Boom-era apartment values rebound as big investors pour into Dublin PRS

Stillorgan private rented sector scheme sees 81% price rise in course of two block sales

If you're looking for an indicator of the buoyancy in Dublin's rapidly expanding private rented sector (PRS), you need look no further than the apartments at Beechwood Court in Stillorgan, in south Co Dublin.

Developed by the late Bryan Cullen's Jackson Homes at the height of the boom, in 2006, the exclusive scheme had commanded starting prices of €360,000 for one-bed units. Prices plummeted after the crash, as the pool of potential buyers evaporated overnight and has yet to replenish in any numbers.

But where the absence of individual buyers may have seen property values remain depressed in the past, prices at Beechwood Court, on the N11, have rebounded to an average of more than €431,500.

The dramatic recovery can be traced to the disposal of 101 units at the scheme as part of successive portfolio sales in 2015 and earlier this year. In the first instance the Beechwood Court PRS apartments accounted for about €24 million of the €120 million Nama secured from the sale of the Project Plum portfolio to the New York-headquartered Marathon Asset Management.

READ MORE

As well as that money helping to clear debts to Nama related to the Jackson Homes business, the Project Plum process also ascribed an average value of €237,623 to the apartments at Beechwood Court.

Having secured ownership of the Stillorgan units, Marathon moved to take advantage of the surge in demand for rental accommodation in Dublin, increasing the gross annual rental income from €1.5 million to €2.08 million.

Earlier this year the US property giant secured an even more significant return on its investment in Beechwood Court by including the 101 apartments in its sale to Ires Reit of a portfolio comprising 815 apartments and houses distributed across 16 developments in Dublin and Cork.

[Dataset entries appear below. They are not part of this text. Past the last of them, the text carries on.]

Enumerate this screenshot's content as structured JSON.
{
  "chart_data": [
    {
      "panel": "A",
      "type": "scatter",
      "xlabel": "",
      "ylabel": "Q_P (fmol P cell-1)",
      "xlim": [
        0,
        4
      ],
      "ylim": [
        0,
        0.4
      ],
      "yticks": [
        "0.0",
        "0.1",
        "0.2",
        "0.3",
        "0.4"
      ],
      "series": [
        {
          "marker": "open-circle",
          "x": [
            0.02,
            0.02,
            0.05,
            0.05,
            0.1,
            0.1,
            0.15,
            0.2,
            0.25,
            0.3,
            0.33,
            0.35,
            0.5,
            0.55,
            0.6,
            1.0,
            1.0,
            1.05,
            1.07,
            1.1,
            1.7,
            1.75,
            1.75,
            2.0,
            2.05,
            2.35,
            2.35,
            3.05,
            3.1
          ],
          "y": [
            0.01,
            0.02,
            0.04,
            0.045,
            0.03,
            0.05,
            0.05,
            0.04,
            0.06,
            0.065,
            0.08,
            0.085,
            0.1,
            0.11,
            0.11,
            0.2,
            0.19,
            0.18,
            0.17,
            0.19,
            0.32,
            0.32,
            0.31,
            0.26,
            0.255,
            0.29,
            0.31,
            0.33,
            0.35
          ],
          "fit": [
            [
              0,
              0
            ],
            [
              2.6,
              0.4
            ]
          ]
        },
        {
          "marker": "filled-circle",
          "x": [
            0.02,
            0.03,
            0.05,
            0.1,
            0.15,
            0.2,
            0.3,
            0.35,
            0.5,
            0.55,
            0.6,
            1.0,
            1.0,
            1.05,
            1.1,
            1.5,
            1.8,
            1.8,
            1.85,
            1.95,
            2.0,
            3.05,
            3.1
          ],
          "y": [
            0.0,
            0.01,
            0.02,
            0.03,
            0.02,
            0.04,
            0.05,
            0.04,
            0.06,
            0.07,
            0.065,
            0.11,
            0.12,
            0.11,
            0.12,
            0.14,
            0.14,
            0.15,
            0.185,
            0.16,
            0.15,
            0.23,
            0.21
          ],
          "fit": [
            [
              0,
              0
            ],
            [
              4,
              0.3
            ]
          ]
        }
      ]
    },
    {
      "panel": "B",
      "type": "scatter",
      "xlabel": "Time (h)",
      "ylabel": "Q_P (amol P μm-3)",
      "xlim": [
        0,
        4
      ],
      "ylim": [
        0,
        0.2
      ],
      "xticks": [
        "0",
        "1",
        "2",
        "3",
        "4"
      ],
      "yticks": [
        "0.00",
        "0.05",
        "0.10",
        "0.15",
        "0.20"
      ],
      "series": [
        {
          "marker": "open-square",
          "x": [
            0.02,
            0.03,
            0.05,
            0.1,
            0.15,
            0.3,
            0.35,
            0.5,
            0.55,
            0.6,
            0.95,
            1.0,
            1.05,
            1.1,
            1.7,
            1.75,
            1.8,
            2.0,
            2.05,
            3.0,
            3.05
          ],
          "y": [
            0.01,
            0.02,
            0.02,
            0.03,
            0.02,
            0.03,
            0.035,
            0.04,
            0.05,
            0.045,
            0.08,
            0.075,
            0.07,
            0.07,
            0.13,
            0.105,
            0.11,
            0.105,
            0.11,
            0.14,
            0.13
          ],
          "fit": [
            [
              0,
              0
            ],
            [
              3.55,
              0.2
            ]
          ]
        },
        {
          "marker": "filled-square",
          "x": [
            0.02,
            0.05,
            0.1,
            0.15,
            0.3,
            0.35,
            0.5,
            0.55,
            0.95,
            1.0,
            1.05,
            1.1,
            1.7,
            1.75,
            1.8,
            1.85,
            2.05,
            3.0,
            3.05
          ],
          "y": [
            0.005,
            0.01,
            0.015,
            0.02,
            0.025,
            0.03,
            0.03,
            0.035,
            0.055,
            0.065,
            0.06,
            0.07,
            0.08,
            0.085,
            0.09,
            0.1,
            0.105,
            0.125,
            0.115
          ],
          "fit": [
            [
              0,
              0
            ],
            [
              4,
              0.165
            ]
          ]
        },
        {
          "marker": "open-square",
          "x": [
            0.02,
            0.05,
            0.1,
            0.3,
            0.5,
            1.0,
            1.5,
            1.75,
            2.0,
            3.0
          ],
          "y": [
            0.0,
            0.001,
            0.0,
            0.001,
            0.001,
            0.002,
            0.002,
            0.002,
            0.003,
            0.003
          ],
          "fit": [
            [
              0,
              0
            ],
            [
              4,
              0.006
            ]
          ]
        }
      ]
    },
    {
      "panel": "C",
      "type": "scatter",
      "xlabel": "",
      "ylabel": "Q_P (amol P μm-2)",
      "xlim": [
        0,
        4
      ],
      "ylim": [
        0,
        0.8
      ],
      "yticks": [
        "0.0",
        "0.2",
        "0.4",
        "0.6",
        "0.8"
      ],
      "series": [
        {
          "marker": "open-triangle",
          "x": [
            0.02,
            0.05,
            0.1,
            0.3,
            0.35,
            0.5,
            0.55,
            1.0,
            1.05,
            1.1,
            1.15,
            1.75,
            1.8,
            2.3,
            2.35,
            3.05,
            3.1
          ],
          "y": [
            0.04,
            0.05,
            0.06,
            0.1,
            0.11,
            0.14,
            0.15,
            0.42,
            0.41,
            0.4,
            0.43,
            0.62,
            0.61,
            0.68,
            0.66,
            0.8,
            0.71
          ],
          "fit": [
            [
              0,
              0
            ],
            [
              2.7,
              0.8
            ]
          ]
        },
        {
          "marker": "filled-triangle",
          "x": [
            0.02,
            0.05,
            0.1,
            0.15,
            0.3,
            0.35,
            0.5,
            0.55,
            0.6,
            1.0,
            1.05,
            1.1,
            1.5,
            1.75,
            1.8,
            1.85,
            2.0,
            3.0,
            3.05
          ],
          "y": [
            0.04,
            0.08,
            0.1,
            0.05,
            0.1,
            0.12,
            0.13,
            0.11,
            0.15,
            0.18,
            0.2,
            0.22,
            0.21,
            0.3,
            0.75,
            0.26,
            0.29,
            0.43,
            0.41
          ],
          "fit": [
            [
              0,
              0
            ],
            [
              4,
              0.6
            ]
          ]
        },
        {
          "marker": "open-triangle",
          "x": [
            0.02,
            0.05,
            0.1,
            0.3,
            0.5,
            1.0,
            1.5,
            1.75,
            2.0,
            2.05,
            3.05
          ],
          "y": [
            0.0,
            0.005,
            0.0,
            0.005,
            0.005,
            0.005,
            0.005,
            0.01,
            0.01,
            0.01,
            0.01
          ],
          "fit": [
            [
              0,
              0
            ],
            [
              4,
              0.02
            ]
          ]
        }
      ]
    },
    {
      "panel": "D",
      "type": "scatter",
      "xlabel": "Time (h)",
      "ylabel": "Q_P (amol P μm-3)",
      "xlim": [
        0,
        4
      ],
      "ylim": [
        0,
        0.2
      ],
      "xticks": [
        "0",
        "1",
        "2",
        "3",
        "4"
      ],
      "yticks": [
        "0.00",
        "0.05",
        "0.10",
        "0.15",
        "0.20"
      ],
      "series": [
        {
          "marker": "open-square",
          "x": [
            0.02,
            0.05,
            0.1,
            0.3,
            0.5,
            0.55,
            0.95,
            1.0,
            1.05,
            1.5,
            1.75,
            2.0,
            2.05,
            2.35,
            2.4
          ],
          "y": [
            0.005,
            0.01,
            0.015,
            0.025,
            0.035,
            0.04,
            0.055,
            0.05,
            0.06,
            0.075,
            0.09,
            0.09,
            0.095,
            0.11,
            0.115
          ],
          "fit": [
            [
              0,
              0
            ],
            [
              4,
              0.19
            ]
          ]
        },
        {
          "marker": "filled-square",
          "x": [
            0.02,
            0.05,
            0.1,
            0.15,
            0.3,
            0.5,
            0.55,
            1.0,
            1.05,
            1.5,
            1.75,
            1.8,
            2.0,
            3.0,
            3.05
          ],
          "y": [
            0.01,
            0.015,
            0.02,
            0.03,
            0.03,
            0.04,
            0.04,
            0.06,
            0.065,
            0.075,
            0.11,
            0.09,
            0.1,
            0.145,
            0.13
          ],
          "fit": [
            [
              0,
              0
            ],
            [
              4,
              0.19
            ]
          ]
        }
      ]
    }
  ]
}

Ires Reit’s acquisition of the XVI portfolio represents the largest single acquisition of buy-to-let properties to have taken place in the Irish market.

The Residential Property Price Register shows that the 101 units accounted for €43,584,000 of the €285 million Ires paid to secure ownership of the XVI portfolio. That figure equates to an average price of €431,574 for each of the Stillorgan apartments, an increase of €193,951 per unit – or 81 per cent on the average price per unit Nama achieved in December 2015.